Regularly-scheduled maintenance was understandably deferred at many operations over the last two years. Some operators even shut down some major systems entirely. So, while the volume of typical liability and property claims dropped with reduced occupancy, they were replaced with water damage from pipes freezing, or damage from leaking roofs and undetected fires. The net effect on loss costs was probably worse than normal.

 Hotel Safety Tips to Reduce Claims Post COVID-19

When it comes to maintenance, what’s good for your underwriter is also good for your business. Hotel operators must ensure they’re addressing maintenance needs thoroughly not only to manage insurance risk but also to create excellent guest experiences that keep them returning to the property. It is also vital to keep employee safety top of mind. Hotel employees face a variety of workplace hazards, including:

  • Ergonomic injuries: Repetitive motions from cleaning and wiping surfaces with the same arm or hand can lead to carpal tunnel and other musculoskeletal injuries.
  • Slips and falls: Cleaning bathroom or shower floors can lead to slick surfaces and pose slip and fall risks.
  • Strains and sprains: Injury can occur when pushing heavy carts full of supplies, lifting mattresses, vacuuming, bending and stretching to reach surfaces while cleaning.
  • Chemical exposures: Using cleaning agents with chemicals and cause long-term respiratory issues.
  • Volatile guests: Hotel employees, from housekeepers and maintenance workers to the front desk staff, can be more at risk of facing violent scenarios or harassment from guests, especially when working alone.

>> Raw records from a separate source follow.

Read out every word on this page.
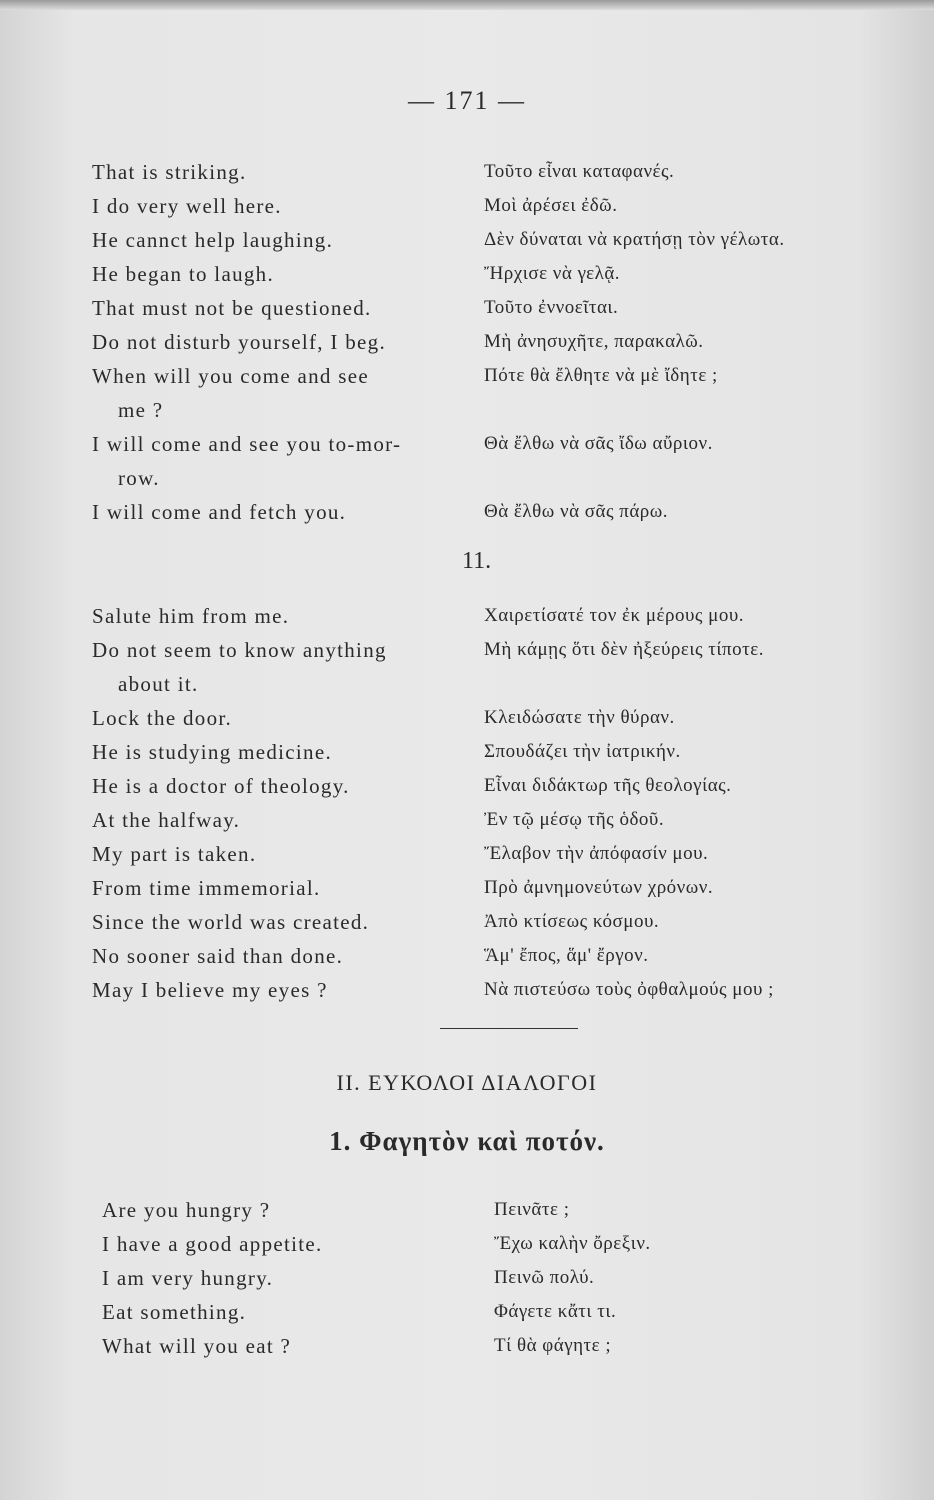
— 171 —
That is striking.	Τοῦτο εἶναι καταφανές.
I do very well here.	Μοὶ ἀρέσει ἐδῶ.
He cannct help laughing.	Δὲν δύναται νὰ κρατήσῃ τὸν γέλωτα.
He began to laugh.	Ἤρχισε νὰ γελᾷ.
That must not be questioned.	Τοῦτο ἐννοεῖται.
Do not disturb yourself, I beg.	Μὴ ἀνησυχῆτε, παρακαλῶ.
When will you come and see	Πότε θὰ ἔλθητε νὰ μὲ ἴδητε ;
me ?
I will come and see you to-mor-	Θὰ ἔλθω νὰ σᾶς ἴδω αὔριον.
row.
I will come and fetch you.	Θὰ ἔλθω νὰ σᾶς πάρω.
Salute him from me.	Χαιρετίσατέ τον ἐκ μέρους μου.
Do not seem to know anything	Μὴ κάμῃς ὅτι δὲν ἠξεύρεις τίποτε.
about it.
Lock the door.	Κλειδώσατε τὴν θύραν.
He is studying medicine.	Σπουδάζει τὴν ἰατρικήν.
He is a doctor of theology.	Εἶναι διδάκτωρ τῆς θεολογίας.
At the halfway.	Ἐν τῷ μέσῳ τῆς ὁδοῦ.
My part is taken.	Ἔλαβον τὴν ἀπόφασίν μου.
From time immemorial.	Πρὸ ἀμνημονεύτων χρόνων.
Since the world was created.	Ἀπὸ κτίσεως κόσμου.
No sooner said than done.	Ἅμ' ἔπος, ἅμ' ἔργον.
May I believe my eyes ?	Νὰ πιστεύσω τοὺς ὀφθαλμούς μου ;
11.
II. ΕΥΚΟΛΟΙ ΔΙΑΛΟΓΟΙ
1. Φαγητὸν καὶ ποτόν.
Are you hungry ?	Πεινᾶτε ;
I have a good appetite.	Ἔχω καλὴν ὄρεξιν.
I am very hungry.	Πεινῶ πολύ.
Eat something.	Φάγετε κἄτι τι.
What will you eat ?	Τί θὰ φάγητε ;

Here are a few things hotel operators can do to ensure a safe, healthy environment for workers and a great experience for guests:

 Perform Regular or Necessary Maintenance Tasks

Extended disuse and reduced maintenance at some properties are changing the risk profile and increasing both attritional and serious property and liability losses. Hotel operators need to address maintenance tasks thoroughly before reopening and keep up with these tasks. A soggy carpet from a ceiling leak, a grimy hot tub or pool, or a dirty water feature in the lobby will result in a terrible guest experience – and, most likely, bad PR for the hotel.

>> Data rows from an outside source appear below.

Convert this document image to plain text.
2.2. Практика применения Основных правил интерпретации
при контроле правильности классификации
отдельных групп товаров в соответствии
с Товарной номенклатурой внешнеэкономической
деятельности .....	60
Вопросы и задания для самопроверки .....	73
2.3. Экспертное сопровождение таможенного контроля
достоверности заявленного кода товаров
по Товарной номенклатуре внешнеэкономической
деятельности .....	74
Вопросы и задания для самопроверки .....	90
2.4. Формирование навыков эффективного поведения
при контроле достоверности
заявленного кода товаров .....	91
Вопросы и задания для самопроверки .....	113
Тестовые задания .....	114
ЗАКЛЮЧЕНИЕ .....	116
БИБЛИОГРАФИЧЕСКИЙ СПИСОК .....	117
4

Keep Lines of Communication Open

Communication is key at all levels of the operation for both employee safety and reducing claims. Housekeeping staff should let colleagues and managers know their location at all times in case of an emergency like an injury or an altercation with a guest. Regular meetings should be held where staff has the opportunity to voice their concerns over any tasks or procedures that have made them feel unsafe. Likewise, insurance carriers need to act when risk is changing in real-time, and underwriters should provide agents with a clear explanation of any concerns.

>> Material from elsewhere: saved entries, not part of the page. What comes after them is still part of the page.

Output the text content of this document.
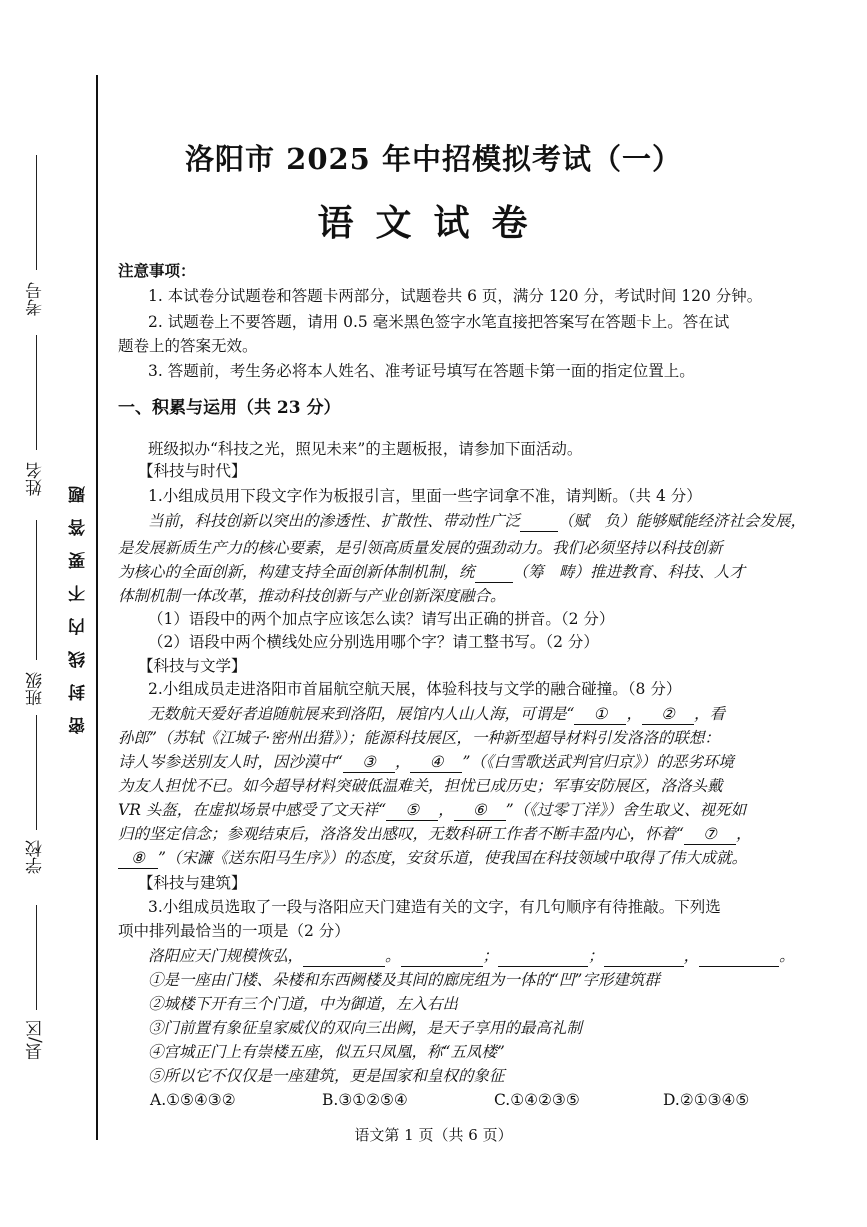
考号
姓名
班级
学校
县/区
密封线内不要答题
洛阳市 2025 年中招模拟考试（一）
语文试卷
注意事项：
1. 本试卷分试题卷和答题卡两部分，试题卷共 6 页，满分 120 分，考试时间 120 分钟。
2. 试题卷上不要答题，请用 0.5 毫米黑色签字水笔直接把答案写在答题卡上。答在试
题卷上的答案无效。
3. 答题前，考生务必将本人姓名、准考证号填写在答题卡第一面的指定位置上。
一、积累与运用（共 23 分）
班级拟办“科技之光，照见未来”的主题板报，请参加下面活动。
【科技与时代】
1.小组成员用下段文字作为板报引言，里面一些字词拿不准，请判断。（共 4 分）
当前，科技创新以突出的渗透性、扩散性、带动性广泛 （赋　负）能够赋能经济社会发展，
是发展新质生产力的核心要素，是引领高质量发展的强劲动力。我们必须坚持以科技创新
为核心的全面创新，构建支持全面创新体制机制，统 （筹　畴）推进教育、科技、人才
体制机制一体改革，推动科技创新与产业创新深度融合。
（1）语段中的两个加点字应该怎么读？请写出正确的拼音。（2 分）
（2）语段中两个横线处应分别选用哪个字？请工整书写。（2 分）
【科技与文学】
2.小组成员走进洛阳市首届航空航天展，体验科技与文学的融合碰撞。（8 分）
无数航天爱好者追随航展来到洛阳，展馆内人山人海，可谓是“ ① ， ② ，看
孙郎”（苏轼《江城子·密州出猎》）；能源科技展区，一种新型超导材料引发洛洛的联想：
诗人岑参送别友人时，因沙漠中“ ③ ， ④ ”（《白雪歌送武判官归京》）的恶劣环境
为友人担忧不已。如今超导材料突破低温难关，担忧已成历史；军事安防展区，洛洛头戴
VR 头盔，在虚拟场景中感受了文天祥“ ⑤ ， ⑥ ”（《过零丁洋》）舍生取义、视死如
归的坚定信念；参观结束后，洛洛发出感叹，无数科研工作者不断丰盈内心，怀着“ ⑦ ，
⑧ ”（宋濂《送东阳马生序》）的态度，安贫乐道，使我国在科技领域中取得了伟大成就。
【科技与建筑】
3.小组成员选取了一段与洛阳应天门建造有关的文字，有几句顺序有待推敲。下列选
项中排列最恰当的一项是（2 分）
洛阳应天门规模恢弘，	。	；	；	，	。
①是一座由门楼、朵楼和东西阙楼及其间的廊庑组为一体的“凹”字形建筑群
②城楼下开有三个门道，中为御道，左入右出
③门前置有象征皇家威仪的双向三出阙，是天子享用的最高礼制
④宫城正门上有崇楼五座，似五只凤凰，称“五凤楼”
⑤所以它不仅仅是一座建筑，更是国家和皇权的象征
A.①⑤④③②	B.③①②⑤④	C.①④②③⑤	D.②①③④⑤
语文第 1 页（共 6 页）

 Train All Staff on Safety Procedures and Policies

The AHLA has updated cleaning and safety guidelines in response to COVID-19 that all hotel employees should be aware of and follow. Additionally, hotel operators should host training sessions on safety procedures on a regular basis. These sessions need not focus exclusively on safety – they can reinforce a property’s guest experience standards, update staff on changes to dining and other services, and also address topics like preventing muscle injuries and dealing with workplace harassment and violence.